When Odegaard came, he was lighthearted and happy as never seen before. His errand in the district was to establish a free high school, and at first, till he got a teacher, he meant to conduct it himself; afterwards he would carry out other plans. In this way he would repay he said, some of the debt his father owed to the district,--and his father had promised to come to him as soon as the house was ready. It was to be near the deanery. The dean, as well as Signe, was exceedingly pleased at the prospect; Petra too, but she felt it a little strange, that he should settle down there just as she was leaving.
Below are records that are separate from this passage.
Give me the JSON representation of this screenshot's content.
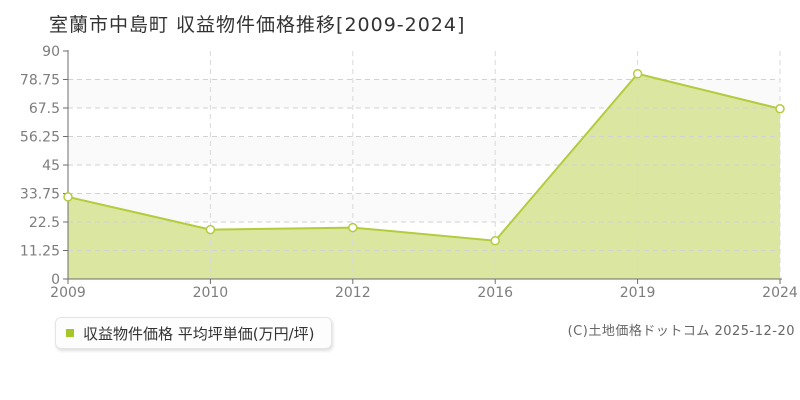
{
  "title": "室蘭市中島町 収益物件価格推移[2009-2024]",
  "legend": {
    "label": "収益物件価格 平均坪単価(万円/坪)",
    "marker_color": "#a4c626"
  },
  "copyright": "(C)土地価格ドットコム 2025-12-20",
  "chart_data": {
    "type": "area",
    "title": "室蘭市中島町 収益物件価格推移[2009-2024]",
    "categories": [
      "2009",
      "2010",
      "2012",
      "2016",
      "2019",
      "2024"
    ],
    "series": [
      {
        "name": "収益物件価格 平均坪単価(万円/坪)",
        "values": [
          32.4,
          19.5,
          20.3,
          15.1,
          81.0,
          67.2
        ]
      }
    ],
    "xlabel": "",
    "ylabel": "",
    "ylim": [
      0,
      90
    ],
    "yticks": [
      0,
      11.25,
      22.5,
      33.75,
      45,
      56.25,
      67.5,
      78.75,
      90
    ],
    "ytick_labels": [
      "0",
      "11.25",
      "22.5",
      "33.75",
      "45",
      "56.25",
      "67.5",
      "78.75",
      "90"
    ],
    "grid": "dashed",
    "legend_position": "bottom-left",
    "colors": {
      "line": "#b2cc3e",
      "fill": "#dbe7a0",
      "marker_fill": "#ffffff",
      "grid_h": "#d2d2d2",
      "grid_v": "#d9d9d9",
      "axis": "#6e6e6e",
      "tick_text": "#7d7d7d",
      "band": "#ffffff",
      "band_alt": "#fafafa"
    }
  }
}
The dean wished that the day before Petra's departure they should partake of the Lord's supper together. So a quiet solemnity fell over the last days, and when they spoke it was in a half whisper. In these days the dean never passed by Petra without stroking her hair, and at the holy ceremony in church, at which with the exception of an officiating clergyman and the sexton, there were none present but themselves, he spoke particularly to her, and spoke as he would do at their own table on a birthday or holiday. It would now soon be shown, he said, whether the time that in prayer for Divine grace she this day brought to a close, had laid a good foundation. No man's life is really perfected before he reaches his right vocation. Our work is revealed to us, and he who comes with truth, and holds himself worthy, will reap the greatest and most lasting harvest. It is true the Lord often makes use of the unworthy also, even as in a higher sense we are all unworthy. He makes use of our longings. But there is a vocation that no man can discover from his longings alone, and that he supposed she was aiming at; every one must strive to reach the highest. He bade her come frequently to see them, for it is the intention of the church that companionship in faith should help and strengthen. If she had erred, she would here always meet with sympathy, and if she herself understood not that she had strayed, they would most affectionately tell her.
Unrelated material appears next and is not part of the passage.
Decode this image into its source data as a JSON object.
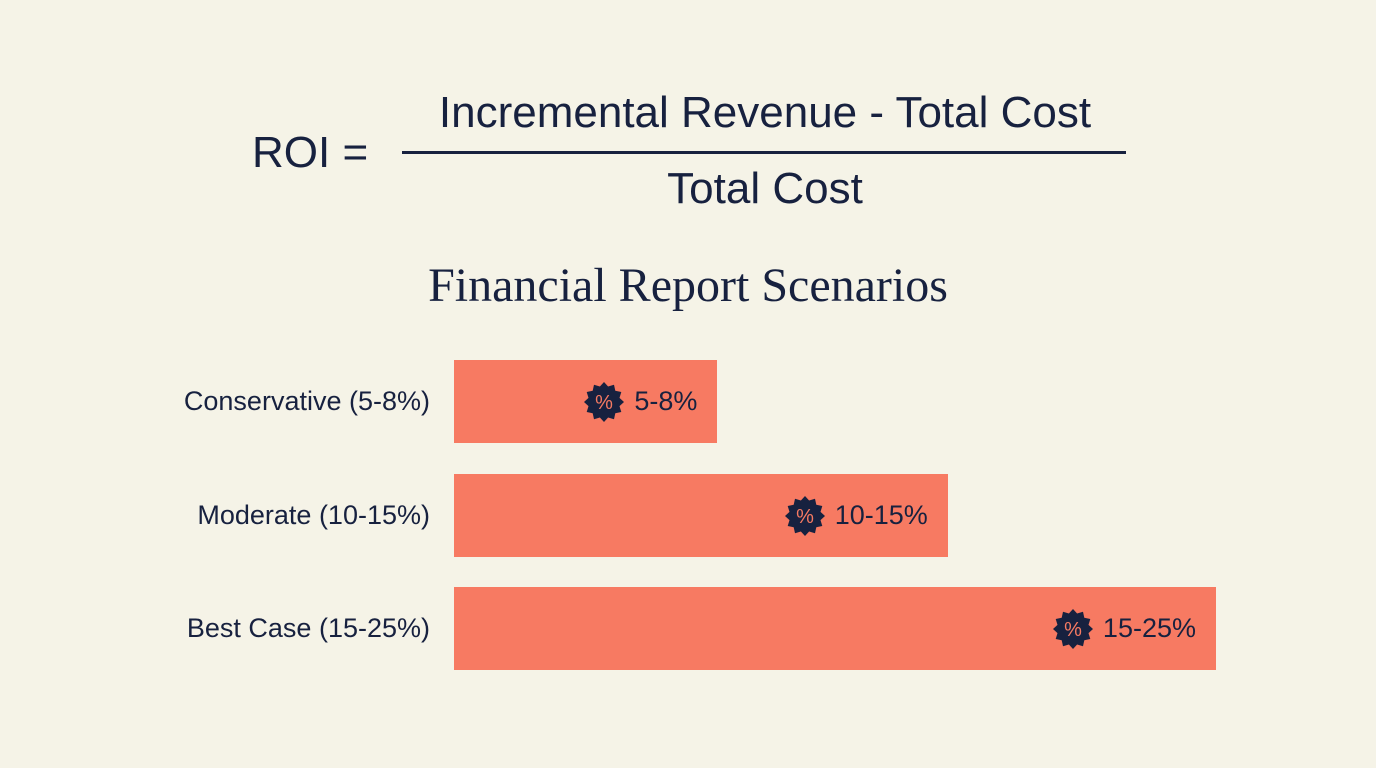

The next day at the parting meal, he bade her the most tender farewell, "He was of her friend's opinion," he said, "that she ought to begin her career ALONE. In the struggle she would meet, she would find that it was good to know, that in one place there lived a few on whom she could rely; only to know with certainty that they were constantly PRAYING for her,--she would see that it would help!"--After the adieu to Petra, he turned with a welcome to Odegaard. "To be united in love to one and the same is the most beautiful introduction to love one another." The dean certainly never thought in this greeting, of that which first made Signe red, then Petra; and if Odegaard; they did not know, for neither of them ventured to look at him.

But when the horses were at the door, and the three friends stood around the young girl, and all the servants round the carriage, Petra whispered, as for the last time she embraced Signe: "I know I shall soon hear important news from you; may God bless it!"

An hour after she saw only the white pinnacles that showed where the place lay.